Down These Strange Streets

29 Sep

The book “Down These Strange Streets” (edited by George R. R. Martin) is touted as “urban fantasy” which is something I will take issue with.  Several of the stories are by prominent writers of historical fiction and the stories are to me, historical mysteries NOT urban fantasy.

For it to be urban fantasy the stories all need to have the frisson of the unexplained – ghoulies and ghosties and long-legged beasties, and things that go bump in the night.

A number of stories fit that category, the vampires in Charlaine Harris’ story “Death by Dahlia” for example.  And S. M. Stirling’s creepy story “Pain and Suffering”.  But my favourite stories were, in actuality, straight out historical mystery fiction.  I have seen all the authors in mystery anthologies many times before.  Not to mention having read their full length novels.

Steven Saylor’s Gordianus the Finder as a young man solving a murder in the ancient city of Babylon in the story “Styx and Stones”.  A nice story that is more “Hounds of the Baskervilles” in its outcome than “Dracula”.

Diana Gabaldon’s wonderful Lord John Grey is out and about in Jamaica in “Lord John and the Plague of Zombies”.  The title explains the story.  Never mind Outlander, Diana needs to give us more Lord John.

But the story that delighted me the most was John Maddox Roberts’ story “Beware the Snake” using his delightful creation Decius Caecilius from the SPQR mystery series.  This story, whilst having a wonderful mystery involving a stolen sacred snake, (no ghosts, no vampires, no werewolves and no bloody zombies) had some of the funniest laugh out loud moments of any story I have read in ages.  Quote:

“The Claudians,” I observed, “are a family of insane hereditary criminals.”
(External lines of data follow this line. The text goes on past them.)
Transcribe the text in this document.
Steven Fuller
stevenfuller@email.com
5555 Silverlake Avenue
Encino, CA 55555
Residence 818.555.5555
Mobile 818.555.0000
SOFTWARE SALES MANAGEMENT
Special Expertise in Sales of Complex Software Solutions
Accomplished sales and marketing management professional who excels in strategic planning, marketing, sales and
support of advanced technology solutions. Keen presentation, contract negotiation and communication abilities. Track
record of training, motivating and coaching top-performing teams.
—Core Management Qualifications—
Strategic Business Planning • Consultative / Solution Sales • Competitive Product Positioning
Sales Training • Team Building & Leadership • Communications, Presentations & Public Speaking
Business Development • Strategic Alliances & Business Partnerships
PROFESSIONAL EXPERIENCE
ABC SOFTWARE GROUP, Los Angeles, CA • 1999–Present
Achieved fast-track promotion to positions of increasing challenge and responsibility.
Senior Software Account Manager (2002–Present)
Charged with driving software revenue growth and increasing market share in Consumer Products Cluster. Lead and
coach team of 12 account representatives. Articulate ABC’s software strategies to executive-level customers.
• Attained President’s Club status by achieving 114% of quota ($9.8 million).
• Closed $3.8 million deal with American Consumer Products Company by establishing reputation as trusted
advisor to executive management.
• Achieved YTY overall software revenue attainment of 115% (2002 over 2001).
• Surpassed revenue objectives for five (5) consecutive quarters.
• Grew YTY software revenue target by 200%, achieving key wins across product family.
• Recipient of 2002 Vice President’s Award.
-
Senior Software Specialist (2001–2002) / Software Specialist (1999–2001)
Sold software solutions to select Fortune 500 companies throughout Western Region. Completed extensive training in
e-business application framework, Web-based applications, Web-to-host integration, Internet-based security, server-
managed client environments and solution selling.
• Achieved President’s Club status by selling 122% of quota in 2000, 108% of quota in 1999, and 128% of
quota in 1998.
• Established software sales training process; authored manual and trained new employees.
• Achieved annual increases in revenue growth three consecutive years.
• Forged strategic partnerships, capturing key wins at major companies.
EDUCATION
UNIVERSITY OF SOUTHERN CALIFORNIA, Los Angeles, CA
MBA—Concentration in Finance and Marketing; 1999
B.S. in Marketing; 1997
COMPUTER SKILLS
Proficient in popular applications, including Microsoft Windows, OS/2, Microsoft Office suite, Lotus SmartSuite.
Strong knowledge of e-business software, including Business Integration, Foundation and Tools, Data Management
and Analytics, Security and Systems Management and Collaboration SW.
“Look out!” Julia cried.  “He has a snake!  And he’ll use it!”

Pretty much sums up the book, really.

A good selection of stories, but if you go into expecting urban fantasy you will be disappointed.  The creep factor is quite low on the ground and the mystery/crime factor is quite high.  But if you enjoy well written short stories, regardless of genre, you will enjoy this book.